Residenzpflicht in Mitteldeutschland - Drei Länder, zwei Konzepte, ein Streitfall

Erstveröffentlicht: 
27.05.2016

Beim Integrationsgesetz hat sich das Bundeskabinett auf einen neuen, aber umstrittenen Gesetzesvorschlag geeinigt. Ein besonderer Knackpunkt dabei: Die Wohnsitzzuweisung oder auch Residenzpflicht. Die Länder sollen zwei Möglichkeiten bekommen: Entweder bestimmen sie Regionen, in denen sich die Flüchtlinge nicht niederlassen dürfen - oder genau andersherum: Sie benennen Regionen, in denen die Flüchtlinge leben müssen. In Mitteldeutschland sind die Umsetzungspläne durchaus unterschiedlich.

von Christopher Gaube

 

Raus aus den provisorischen Flüchtlingsunterkünften und hinein in eine eigene Wohnung - tausende Flüchtlinge sollen so auch in Mitteldeutschland ihre neue Heimat finden. Doch wo genau eigentlich? Mit dem geplanten Integrationsgesetz der Bundesregierung sollen die Länder künftig selbst Regionen festlegen können, wo Flüchtlinge wohnen dürfen oder eben nicht - bindend für bis zu drei Jahre. 

 

Thüringen: Maximale Freiheit


Kritiker bemängelten, dass die Menschen damit zu stark eingeschränkt würden. Der Thüringer Migrationsminister Dieter Lauinger will dagegen halten: "Ich persönlich plädiere für so wenige Einschränkungen wie möglich.

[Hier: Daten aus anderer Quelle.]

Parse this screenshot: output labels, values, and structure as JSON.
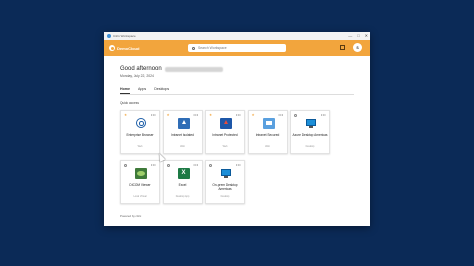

Es gibt ja auch die Möglichkeit, dass Länder sagen: Es gibt eine Wohnsitzzuweisung für Thüringen, aber in keinem Ort ist eine so angespannte Situation, dass wir das näher konkretisieren müssen." 

 

Sachsen: Volle Städte, leeres Land

 

Bei den Nachbarn in Sachsen ist dagegen gerade in Städten wie Leipzig oder Dresden bezahlbarer Wohnraum knapp. Hier tausende Flüchtlinge unterzubringen, dürfte schwierig werden. Vor diesem Hintergrund verweist Sachsens Innenminister Ulbig gegenüber MDR AKTUELL auf den hohen Leerstand im ländlichen Raum. Zur möglichen Wohnsitzzuweisung sagt er: "Die Länder sollen ermächtigt werden, Wohnsitze unter der Maßgabe zuzuweisen, dass Wohnungen und Arbeitsmöglichkeiten vorhanden sind. Wie das konkret ausgestaltet wird, müssen wir uns noch anschauen. Aber ich gehe davon aus, dass wir in der Lage sind, mit einer solchen Regelung klarzukommen." 

 

Sachsen-Anhalt: Regierung uneins


Wie eine solche Regelung in Sachsen-Anhalt aussehen könnte, ist derzeit noch unklar. Ganz so einfach dürfte es jedenfalls nicht werden: Während CDU und SPD eine Wohnsitzzuweisung begrüßen, stellt sich der dritte Koalitionspartner dagegen, wie die Grünen-Fraktionschefin Cornelia Lüddemann bestätigt: "Es gibt Grundrechte und alle Menschen, die bei uns leben - ungeachtet der Herkunft, des Status und anderer Merkmale - haben die gleichen Grundrechte. Die Freiheit der Wahl des Wohnortes ist zentral."

 

Für die Integrationsbeauftragte in Sachsen-Anhalt, Susi Möbbeck von der SPD, zählen dagegen andere Argumente - wenngleich die Wohnsitzzuweisung nicht die Optimallösung sei: "Wir haben in den letzten Monaten erlebt, dass der permanente Wechsel von Wohnorten dazu führt, dass sich die Integrationsbedingungen verschlechtern. Am Ende haben wir nichts dadurch gewonnen, dass sich Menschen zwar frei bewegen können, aber die Integrationsangebote nicht zustande kommen." Genauso sieht das auch der sachsen-anhaltische Innenminister Stahlknecht von der CDU. Zu MDR AKTUELL sagte er, dass es sich für ihn nicht um eine politische Grundsatzfrage handle. Deshalb wolle man mit den Grünen noch einmal sachlich verhandeln.